One of the two independent key parameters of the Hoek-Brown failure criterion, m(i), is calculated using 3-axial test data consisting of at least five major and minor principal stresses and the regression method. In the absence of 3-axial test data, the guideline chart, which provides m(i) values, is commonly used in practice. However, m(i) values calculated from regression analyses have a much greater spread than that proposed in the Guideline. Therefore, simplified models, based on some strength properties, have been proposed to calculate m(i) values.
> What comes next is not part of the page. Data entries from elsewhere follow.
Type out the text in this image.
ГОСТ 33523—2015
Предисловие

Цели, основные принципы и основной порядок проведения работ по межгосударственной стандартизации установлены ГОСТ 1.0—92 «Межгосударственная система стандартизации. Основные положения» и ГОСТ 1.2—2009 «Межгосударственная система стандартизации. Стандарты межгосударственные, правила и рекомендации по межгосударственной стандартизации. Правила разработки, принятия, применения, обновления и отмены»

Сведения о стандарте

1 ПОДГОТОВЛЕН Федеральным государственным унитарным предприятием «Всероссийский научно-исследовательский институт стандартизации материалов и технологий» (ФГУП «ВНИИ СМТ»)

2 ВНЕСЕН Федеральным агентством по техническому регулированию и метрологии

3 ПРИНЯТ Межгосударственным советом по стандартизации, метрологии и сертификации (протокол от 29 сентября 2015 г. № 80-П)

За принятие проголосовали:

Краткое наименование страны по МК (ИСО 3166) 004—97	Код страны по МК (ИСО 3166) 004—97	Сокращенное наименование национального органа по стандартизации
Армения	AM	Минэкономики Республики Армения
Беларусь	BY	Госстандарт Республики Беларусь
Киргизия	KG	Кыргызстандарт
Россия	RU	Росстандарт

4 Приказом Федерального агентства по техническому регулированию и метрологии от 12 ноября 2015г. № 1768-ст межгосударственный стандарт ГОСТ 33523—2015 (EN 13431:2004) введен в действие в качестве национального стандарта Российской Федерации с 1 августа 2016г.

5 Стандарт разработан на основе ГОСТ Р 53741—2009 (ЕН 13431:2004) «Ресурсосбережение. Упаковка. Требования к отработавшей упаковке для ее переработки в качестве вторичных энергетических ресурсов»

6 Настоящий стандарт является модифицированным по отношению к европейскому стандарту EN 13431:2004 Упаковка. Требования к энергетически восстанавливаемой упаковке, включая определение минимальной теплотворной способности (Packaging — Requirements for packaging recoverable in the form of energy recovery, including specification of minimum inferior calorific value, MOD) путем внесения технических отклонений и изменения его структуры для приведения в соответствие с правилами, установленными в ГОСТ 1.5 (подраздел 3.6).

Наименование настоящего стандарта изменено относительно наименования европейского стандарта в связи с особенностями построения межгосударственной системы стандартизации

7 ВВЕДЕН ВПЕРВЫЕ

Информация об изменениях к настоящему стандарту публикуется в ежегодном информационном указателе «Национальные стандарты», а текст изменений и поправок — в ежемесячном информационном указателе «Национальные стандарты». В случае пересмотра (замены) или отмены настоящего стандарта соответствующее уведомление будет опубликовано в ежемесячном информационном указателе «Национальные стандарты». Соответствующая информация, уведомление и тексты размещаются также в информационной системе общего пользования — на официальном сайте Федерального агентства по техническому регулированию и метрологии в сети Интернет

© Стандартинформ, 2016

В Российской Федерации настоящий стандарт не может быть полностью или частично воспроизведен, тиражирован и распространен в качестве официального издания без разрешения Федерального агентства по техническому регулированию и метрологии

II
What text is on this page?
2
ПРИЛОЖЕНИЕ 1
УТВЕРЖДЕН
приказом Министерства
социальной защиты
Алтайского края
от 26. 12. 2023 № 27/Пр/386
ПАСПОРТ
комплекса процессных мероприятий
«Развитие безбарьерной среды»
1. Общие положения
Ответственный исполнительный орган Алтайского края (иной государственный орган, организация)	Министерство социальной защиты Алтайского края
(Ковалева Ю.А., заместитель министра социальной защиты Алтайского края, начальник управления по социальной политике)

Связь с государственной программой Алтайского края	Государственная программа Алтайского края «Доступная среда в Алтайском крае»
But some of these prediction models were based on a few types of rock and limited data. In this study, an alternative method for predicting m(i) using internal friction angle (phi), which is determined from classical 3-axial test, is proposed. First a brief description of the proposed method was given and a summary on the existing methods for predicting m(i) was discussed with their limitations, and the data selection criteria used by the authors were also described. In order to assess the prediction performance of the proposed method, a database, consisting of 125 data sets and representing a total of 26 different rock types, was compiled from a well-known dataset and published sources. Results of the comparisons between the proposed method and some of the current prediction methods mainly suggested that the proposed method yields the best m(i) predictions. It is also noted that for sedimentary rocks, the ranges of m(i) estimated from this method were closer to those proposed in the Guideline chart.